In parallel, NK cell-based therapies are emerging as a promising complementary approach. NK cells with innate, MHC-independent antitumor activity may offer a better safety profile, creating opportunities for “off-the-shelf” cellular treatments and innovative combination strategies. The integration of NK-cell platforms with antibody engineering and cellular redirection technologies could be a key next step in advancing immunotherapy.

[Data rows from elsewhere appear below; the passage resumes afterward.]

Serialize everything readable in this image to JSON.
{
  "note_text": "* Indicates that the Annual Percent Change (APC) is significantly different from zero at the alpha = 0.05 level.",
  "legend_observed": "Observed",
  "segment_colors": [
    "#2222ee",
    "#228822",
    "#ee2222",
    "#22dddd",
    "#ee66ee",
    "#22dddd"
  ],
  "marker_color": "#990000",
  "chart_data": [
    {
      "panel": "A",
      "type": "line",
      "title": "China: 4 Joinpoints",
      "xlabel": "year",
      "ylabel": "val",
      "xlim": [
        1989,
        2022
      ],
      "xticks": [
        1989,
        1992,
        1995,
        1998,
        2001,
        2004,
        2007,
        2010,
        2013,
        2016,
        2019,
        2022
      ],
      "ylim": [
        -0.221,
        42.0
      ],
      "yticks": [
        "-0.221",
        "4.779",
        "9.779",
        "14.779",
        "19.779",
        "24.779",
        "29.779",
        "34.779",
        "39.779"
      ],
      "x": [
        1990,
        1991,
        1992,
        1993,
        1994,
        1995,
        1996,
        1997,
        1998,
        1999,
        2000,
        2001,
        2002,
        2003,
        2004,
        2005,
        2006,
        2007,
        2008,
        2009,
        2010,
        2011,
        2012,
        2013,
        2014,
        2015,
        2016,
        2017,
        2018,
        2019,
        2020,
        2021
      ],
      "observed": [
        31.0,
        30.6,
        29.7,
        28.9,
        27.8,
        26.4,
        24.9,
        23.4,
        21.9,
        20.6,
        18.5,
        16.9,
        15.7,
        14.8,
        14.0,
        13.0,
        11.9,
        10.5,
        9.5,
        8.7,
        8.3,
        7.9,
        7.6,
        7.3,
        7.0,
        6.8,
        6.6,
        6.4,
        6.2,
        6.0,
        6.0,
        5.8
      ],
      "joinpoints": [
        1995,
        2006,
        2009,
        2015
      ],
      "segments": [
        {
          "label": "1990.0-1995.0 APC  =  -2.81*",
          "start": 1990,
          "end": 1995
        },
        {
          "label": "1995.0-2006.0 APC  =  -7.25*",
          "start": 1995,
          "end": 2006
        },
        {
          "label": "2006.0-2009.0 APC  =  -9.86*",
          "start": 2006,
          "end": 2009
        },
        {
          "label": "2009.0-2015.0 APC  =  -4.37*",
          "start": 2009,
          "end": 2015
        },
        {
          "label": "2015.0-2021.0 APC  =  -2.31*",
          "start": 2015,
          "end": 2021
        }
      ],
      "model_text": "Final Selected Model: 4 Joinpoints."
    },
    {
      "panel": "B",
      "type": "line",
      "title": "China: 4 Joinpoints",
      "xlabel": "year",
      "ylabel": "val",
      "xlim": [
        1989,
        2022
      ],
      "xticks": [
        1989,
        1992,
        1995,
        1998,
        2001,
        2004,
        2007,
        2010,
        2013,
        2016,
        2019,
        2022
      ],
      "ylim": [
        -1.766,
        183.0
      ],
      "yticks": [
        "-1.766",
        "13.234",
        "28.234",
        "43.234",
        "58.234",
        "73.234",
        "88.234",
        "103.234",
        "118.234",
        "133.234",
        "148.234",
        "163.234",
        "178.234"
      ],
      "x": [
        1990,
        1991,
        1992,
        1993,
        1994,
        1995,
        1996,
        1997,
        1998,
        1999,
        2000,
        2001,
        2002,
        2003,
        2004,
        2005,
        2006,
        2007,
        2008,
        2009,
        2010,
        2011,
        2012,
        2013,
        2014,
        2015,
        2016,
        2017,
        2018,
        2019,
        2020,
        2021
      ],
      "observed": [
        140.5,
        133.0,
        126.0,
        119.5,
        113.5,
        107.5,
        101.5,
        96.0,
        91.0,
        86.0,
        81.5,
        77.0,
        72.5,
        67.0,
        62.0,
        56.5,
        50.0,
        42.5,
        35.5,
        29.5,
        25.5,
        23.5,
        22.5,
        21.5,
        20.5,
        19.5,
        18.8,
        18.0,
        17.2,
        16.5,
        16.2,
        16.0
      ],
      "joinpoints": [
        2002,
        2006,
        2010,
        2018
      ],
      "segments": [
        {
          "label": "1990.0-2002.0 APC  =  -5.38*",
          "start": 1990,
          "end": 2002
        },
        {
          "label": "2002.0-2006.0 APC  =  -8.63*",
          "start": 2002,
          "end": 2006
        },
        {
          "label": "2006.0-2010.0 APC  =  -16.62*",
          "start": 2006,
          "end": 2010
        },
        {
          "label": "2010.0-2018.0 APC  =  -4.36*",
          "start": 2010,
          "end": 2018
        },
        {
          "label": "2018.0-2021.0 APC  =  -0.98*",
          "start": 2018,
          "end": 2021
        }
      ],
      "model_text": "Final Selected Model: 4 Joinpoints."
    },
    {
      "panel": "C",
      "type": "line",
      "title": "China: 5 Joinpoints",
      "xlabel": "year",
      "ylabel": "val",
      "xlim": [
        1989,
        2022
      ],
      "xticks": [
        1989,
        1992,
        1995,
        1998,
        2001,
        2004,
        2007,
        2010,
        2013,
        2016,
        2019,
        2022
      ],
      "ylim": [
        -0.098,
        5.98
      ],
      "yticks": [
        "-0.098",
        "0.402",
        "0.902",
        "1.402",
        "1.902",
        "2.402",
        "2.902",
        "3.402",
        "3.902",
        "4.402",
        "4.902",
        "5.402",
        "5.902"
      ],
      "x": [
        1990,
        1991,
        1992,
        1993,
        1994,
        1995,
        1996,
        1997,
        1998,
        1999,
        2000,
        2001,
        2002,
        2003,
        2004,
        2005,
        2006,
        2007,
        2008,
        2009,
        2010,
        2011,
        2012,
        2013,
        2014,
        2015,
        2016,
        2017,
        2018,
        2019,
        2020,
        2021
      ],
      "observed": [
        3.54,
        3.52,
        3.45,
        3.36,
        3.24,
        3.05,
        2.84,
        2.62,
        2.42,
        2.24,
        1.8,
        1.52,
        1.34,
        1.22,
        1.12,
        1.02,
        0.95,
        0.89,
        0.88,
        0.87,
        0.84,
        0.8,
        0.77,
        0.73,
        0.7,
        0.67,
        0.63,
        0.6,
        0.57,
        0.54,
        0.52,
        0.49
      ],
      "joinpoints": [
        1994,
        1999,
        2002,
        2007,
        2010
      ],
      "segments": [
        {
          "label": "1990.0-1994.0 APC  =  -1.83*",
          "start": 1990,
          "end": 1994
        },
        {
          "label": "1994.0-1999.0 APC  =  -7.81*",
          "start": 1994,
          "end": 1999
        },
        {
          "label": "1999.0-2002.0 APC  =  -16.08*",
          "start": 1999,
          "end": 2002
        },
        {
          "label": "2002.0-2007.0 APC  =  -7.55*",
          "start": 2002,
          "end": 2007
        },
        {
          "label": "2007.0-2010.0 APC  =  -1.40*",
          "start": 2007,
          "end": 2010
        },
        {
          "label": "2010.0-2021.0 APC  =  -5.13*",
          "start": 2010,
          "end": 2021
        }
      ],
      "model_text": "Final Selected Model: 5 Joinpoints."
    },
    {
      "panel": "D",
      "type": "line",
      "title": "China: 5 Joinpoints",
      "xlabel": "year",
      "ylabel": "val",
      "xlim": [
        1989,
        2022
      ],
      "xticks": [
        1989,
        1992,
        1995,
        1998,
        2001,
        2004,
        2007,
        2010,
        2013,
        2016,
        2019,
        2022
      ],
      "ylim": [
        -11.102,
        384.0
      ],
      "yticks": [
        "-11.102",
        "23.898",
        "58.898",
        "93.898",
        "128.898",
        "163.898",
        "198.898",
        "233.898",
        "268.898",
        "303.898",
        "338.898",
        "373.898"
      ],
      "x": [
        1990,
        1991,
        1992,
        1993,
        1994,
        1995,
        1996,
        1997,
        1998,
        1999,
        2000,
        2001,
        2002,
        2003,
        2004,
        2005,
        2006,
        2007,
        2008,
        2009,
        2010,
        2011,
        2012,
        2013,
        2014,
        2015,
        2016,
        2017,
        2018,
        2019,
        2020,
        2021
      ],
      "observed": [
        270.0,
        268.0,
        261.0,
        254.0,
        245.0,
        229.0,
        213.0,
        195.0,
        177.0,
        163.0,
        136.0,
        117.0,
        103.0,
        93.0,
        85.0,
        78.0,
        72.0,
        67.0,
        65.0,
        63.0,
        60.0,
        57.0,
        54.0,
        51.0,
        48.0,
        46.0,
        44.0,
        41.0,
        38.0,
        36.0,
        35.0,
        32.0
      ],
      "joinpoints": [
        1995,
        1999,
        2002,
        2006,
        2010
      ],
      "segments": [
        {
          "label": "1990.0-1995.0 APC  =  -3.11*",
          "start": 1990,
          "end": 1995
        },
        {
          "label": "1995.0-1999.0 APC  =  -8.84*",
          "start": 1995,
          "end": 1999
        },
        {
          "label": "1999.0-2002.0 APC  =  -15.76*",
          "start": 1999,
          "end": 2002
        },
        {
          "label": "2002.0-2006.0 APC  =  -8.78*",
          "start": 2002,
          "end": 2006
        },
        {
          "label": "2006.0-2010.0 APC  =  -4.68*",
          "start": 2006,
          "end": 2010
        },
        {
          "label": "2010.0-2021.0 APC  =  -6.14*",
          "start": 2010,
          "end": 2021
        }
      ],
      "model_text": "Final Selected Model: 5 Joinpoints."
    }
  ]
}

Despite their transformative potential, many important questions remain unanswered. The best way to sequence and combine BsAb, CAR T cells, and NK-cell therapies compared to established targeted drugs is still unknown, especially regarding long-term effectiveness and safety. Identifying which patients benefit most, balancing benefits against immune-related side effects, and determining if these treatments can lead to long-lasting remission without ongoing therapy requires careful prospective studies. Future advances will rely on biomarker-based trial designs, a better understanding of immune escape mechanisms, and strategic combination approaches. In summary, although small-molecule inhibitors currently form the foundation of CLL treatment, the future clearly points toward cellular immunotherapies. Bispecific antibodies, CAR T cells, and NK-cell strategies are set not only to support existing treatments but also to potentially transform therapeutic goals. Finding their best use now is one of the most important priorities in today’s CLL research.